Alberto Ernesto Feldman
Pleno Centro de Buenos Aires. Caluroso mediodía de diciembre del 2015. Un joven de rasgos duros y paso rápido ingresa a un gran café atestado de clientes. Identifica a un anciano de buen aspecto, cruzado de brazos en una mesa cercana a la puerta. Sin saludar, se sienta bruscamente frente a él.
-Oiga, don, no debió citarme nunca en un lugar tan concurrido, le aseguro que vine sólo por curiosidad, nunca me pagaron tanto por un trabajo, fue suficiente con depositar el dinero donde le dije y darme algunas señas del candidato a cadáver; no me puedo exponer y tampoco debieran vernos juntos; además, me resisto a conocer sus motivos; lo mío es impersonal, soy un buen profesional: ¿Qué le pasa?…¿no le basta con eliminar a quien lo molesta?
-¿Eliminar?… ¿matarlo?…, no, no es suficiente. Un plomo calibre 45 en cada rodilla me parece mucho mejor, es lo que vamos a hacer, y en un lugar público, para que lo auxilien rápido y no muera desangrado. ¡Tiene que vivir largo tiempo sufriendo, para pagar su deuda!… Sé que esto complica su tarea, pero el pago es generoso y no tengo ninguna duda, usted estará a la altura de las circunstancias, ¡tengo referencias de su excelente desempeño!
-Le agradezco el elogio, pero es cierto, me complica las cosas más de lo que cree. Trato de no involucrarme en los odios de mis clientes, condición necesaria para una buena preparación y un pulso firme. Con su pedido, usted me ha comprometido en su guerra personal, que parece ser bastante feroz, ¡un plomo en cada pierna!, en realidad, tendría que cobrarle más por dificultar el encargo… pero el trato está sellado. Esto no me ocurrió nunca; usted ha conseguido despertar mi curiosidad. Dígame…, para haberle generado tanto odio: ¿Quién es y qué le ha hecho?

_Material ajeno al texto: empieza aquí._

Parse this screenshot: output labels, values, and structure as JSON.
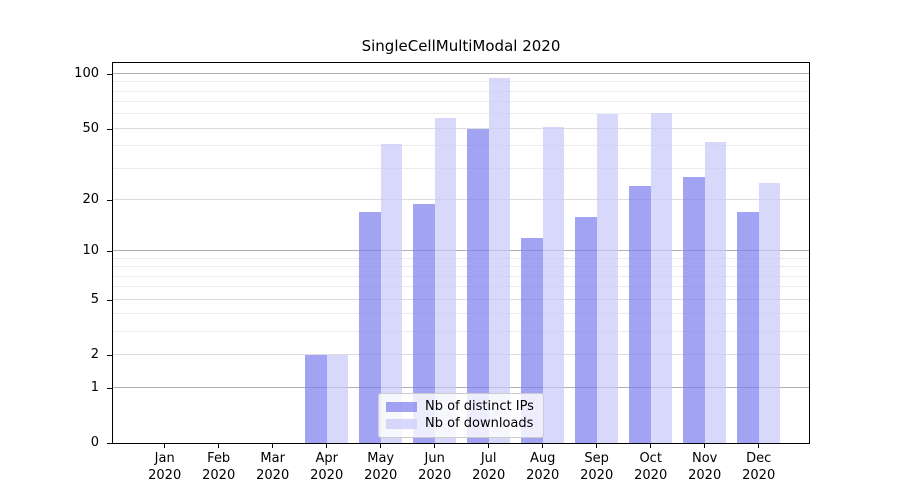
{
  "title": "SingleCellMultiModal 2020",
  "chart_data": {
    "type": "bar",
    "title": "SingleCellMultiModal 2020",
    "x": {
      "months": [
        "Jan",
        "Feb",
        "Mar",
        "Apr",
        "May",
        "Jun",
        "Jul",
        "Aug",
        "Sep",
        "Oct",
        "Nov",
        "Dec"
      ],
      "year": "2020"
    },
    "categories": [
      "Jan 2020",
      "Feb 2020",
      "Mar 2020",
      "Apr 2020",
      "May 2020",
      "Jun 2020",
      "Jul 2020",
      "Aug 2020",
      "Sep 2020",
      "Oct 2020",
      "Nov 2020",
      "Dec 2020"
    ],
    "series": [
      {
        "name": "Nb of distinct IPs",
        "color": "rgba(127,127,238,0.72)",
        "values": [
          0,
          0,
          0,
          2,
          17,
          19,
          50,
          12,
          16,
          24,
          27,
          17
        ]
      },
      {
        "name": "Nb of downloads",
        "color": "rgba(201,201,248,0.72)",
        "values": [
          0,
          0,
          0,
          2,
          41,
          57,
          95,
          51,
          60,
          61,
          42,
          25
        ]
      }
    ],
    "yscale": "log1p",
    "ylim": [
      0,
      115
    ],
    "yticks": [
      0,
      1,
      2,
      5,
      10,
      20,
      50,
      100
    ],
    "minor_yticks": [
      3,
      4,
      6,
      7,
      8,
      9,
      30,
      40,
      60,
      70,
      80,
      90
    ],
    "decade_gridlines": [
      1,
      10,
      100
    ],
    "grid": true,
    "legend_position": "lower center",
    "xlabel": "",
    "ylabel": ""
  },
  "legend": {
    "items": [
      {
        "label": "Nb of distinct IPs"
      },
      {
        "label": "Nb of downloads"
      }
    ]
  },
  "colors": {
    "grid_major": "#b0b0b0",
    "grid_mid": "#dcdcdc",
    "grid_minor": "#ececec",
    "spine": "#000000",
    "background": "#ffffff",
    "legend_border": "#cccccc",
    "text": "#000000"
  }
}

-De quien se trata, ya se enterará a su debido tiempo. Sí le contaré, que desde hace muchísimos años viene torturándome de una forma muy sutil, disminuyéndome en presencia de terceros, mostrándose como dueño del éxito, siendo por todos apreciado pese a su cinismo, siempre con una falsa sonrisa, recibiendo en la espalda inmerecidas palmadas laudatorias, mientras que yo, que contribuí a su encumbramiento desde las sombras, sufro horrores porque conozco la estafa que representan sus negocios, sus discursos políticos y su actividad social, pero tengo que reconocer que por miedo o por conveniencia, no me atrevo a desenmascararlo. No puedo soportar más tanta hipocresía. Quiero acabar con esta farsa. Le repito: una bala calibre 45 en cada rodilla, por encima de la rótula, pasará lejos de cualquier arteria importante y destrozará la articulación. ¡Le arruinaré la vida para siempre y no podrá acusarme, lo habrá hecho usted, yo nunca me hubiera animado… y se lo agradezco!… Como le previne, me encargué del arma yo mismo porque entiendo bastante del tema; fui colega suyo durante mucho tiempo, en una época en que usted todavía no había nacido o era un chico de primaria… Aquí tiene la pistola con el silenciador ajustado. Todo tiene mis impresiones digitales, póngase discretamente estos guantes de goma para no borrarlas. Yo simularé leer el periódico. La salida está justo detrás suyo; sólo cuatro pasos y estará en la avenida Corrientes y 9 de julio, frente al Obelisco, se perderá fácilmente entre la multitud que hormiguea en el Centro de Buenos Aires. Ahora es un buen momento. Mire por debajo de la mesa como si buscara algo; si lo prefiere, puede apoyar el caño en cada rodilla; no me moveré. Dispare tranquilo y levántese sin prisa. No se inquiete si grito; deje la pistola en el suelo y siga su camino sin mirar atrás. Nunca antes nos hemos visto, ¿de acuerdo?…, ¡AHORA!